Here is where I thank Margaret for getting me there. I might have one more reunion in me.  But that’s a maybe, with the final decision reserved for the eleventh hour.

Back to School Blues

Back to School BluesAugust arrived, often with some of the hottest days of summer, but nights were cool, just in time to leave us dripping and shivering on the edge of the SportCenter pool, where our mother had signed us up for late summer swimming lessons.

We whined in the back seat to stop for ice cream, but our hearts weren’t in it. It was, well, it was just old hat, summer was old hat, and we mostly just liked to whine in a mindless, directionless way.   There might be some watermelon at home, but by now it was less sweet, more pithy, less lovely than the first one of summer. 

We had gathered around our mother wielding a carving knife then, overly excited and hopping up and down, peering into the deep gash she created as we listened for the crack of the rind parting from the wound, and the innards ruby red and thrilling. I thought maybe lungs looked like that.  But only for a moment.  Otherwise the image might have kept me from fighting over the largest slice, kept me from the bliss of it, the sticky juice running down my chin, the pink chunks falling on my shirt, which I picked off and ate.

School didn’t start until after Labor Day, a nice, long August to grow mind-numbingly bored, so bored that the idea of school was a welcome relief.  There were no more Nancy Drews to read, no more dusty games of baseball.  Cleaning our rooms to get ready for fall was the stupidest thing I had ever heard my mother utter.  She made me dust the baseboards, then, all of them, but I showed her.  I started in the living room—the one room in the house she kept nice for “company”—where I crawled behind the sofa as if to dust, and promptly fell asleep.

But school was still far away, or felt as if it was, and the last days were spent in idle anticipation, a little like being packed for a trip a week early, and all you do is sit around and check  your watch, look at your luggage, wander to the window and wonder when the cab will come.

There was an orientation day, as I remember, when kids met their new teachers and parents received the supply list.  Everyone headed to the Ben Franklin, ON THAT DAY, to pick up cellophane-wrapped packages of paper, pencils and crayons, notebooks and fancy binders.  I always required a new pencil box, with a compass and protractor, the latter a tool I had no idea how to use or what it was for.  (Determining angles, it turns out,  a skill I have never required in all my years of living.)

It never rained on the first day of school, which seems extraordinary to me.
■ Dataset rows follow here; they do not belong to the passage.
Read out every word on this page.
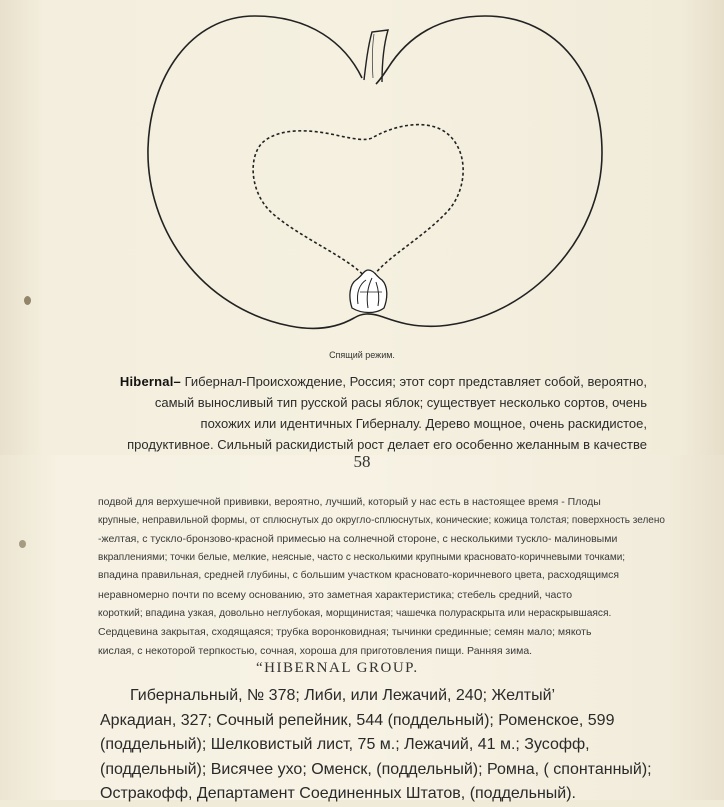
Спящий режим.
Hibernal– Гибернал-Происхождение, Россия; этот сорт представляет собой, вероятно,
самый выносливый тип русской расы яблок; существует несколько сортов, очень
похожих или идентичных Гиберналу. Дерево мощное, очень раскидистое,
продуктивное. Сильный раскидистый рост делает его особенно желанным в качестве
58
подвой для верхушечной прививки, вероятно, лучший, который у нас есть в настоящее время - Плоды
крупные, неправильной формы, от сплюснутых до округло-сплюснутых, конические; кожица толстая; поверхность зелено
-желтая, с тускло-бронзово-красной примесью на солнечной стороне, с несколькими тускло- малиновыми
вкраплениями; точки белые, мелкие, неясные, часто с несколькими крупными красновато-коричневыми точками;
впадина правильная, средней глубины, с большим участком красновато-коричневого цвета, расходящимся
неравномерно почти по всему основанию, это заметная характеристика; стебель средний, часто
короткий; впадина узкая, довольно неглубокая, морщинистая; чашечка полураскрыта или нераскрывшаяся.
Сердцевина закрытая, сходящаяся; трубка воронковидная; тычинки срединные; семян мало; мякоть
кислая, с некоторой терпкостью, сочная, хороша для приготовления пищи. Ранняя зима.
“HIBERNAL GROUP.
Гибернальный, № 378; Либи, или Лежачий, 240; Желтый’
Аркадиан, 327; Сочный репейник, 544 (поддельный); Роменское, 599
(поддельный); Шелковистый лист, 75 м.; Лежачий, 41 м.; Зусофф,
(поддельный); Висячее ухо; Оменск, (поддельный); Ромна, ( спонтанный);
Остракофф, Департамент Соединенных Штатов, (поддельный).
We have years of pictures my dad took of us standing in the alley and squinting at the camera, with new book satchels and new shoes, just before we walked the five blocks to school.  In a few feet from the picture-taking spot, my older brother will peel off from the group and act like he doesn’t know us.  A middle child will exert authority, or try to, over a younger child, by grabbing his hand, which will be wrenched away.  Words will ensue.

That’s about all I remember.  Walking to school on the first day, then a week later and it was if I had never left, so quickly does a new routine become, well, routine.

I will pass a high school on my way to work this morning.  The parking lot will be full, and the halls will be loud, crackling with “first day back” jitters, kids in wrong rooms, lost freshmen, faculty plastering on happy, friendly faces.  I wish them all well, and also the other students returning to classes all over town.

But, even more,  I wish for them a few more weeks of freedom, a September start to the school year.  It’s an old-fashioned notion, I know, and one that doesn’t have much relevance to the way we live and work now.  But give me a cool morning in early September, new shoes and  sharp crayons, and everything, all of it, right there, in front of me.  I can work with that.  Make something of it. A clear ending and new beginning that the weather and calendar reinforces. 

None of this mid-month, still summer business.  But September, finally, and fall.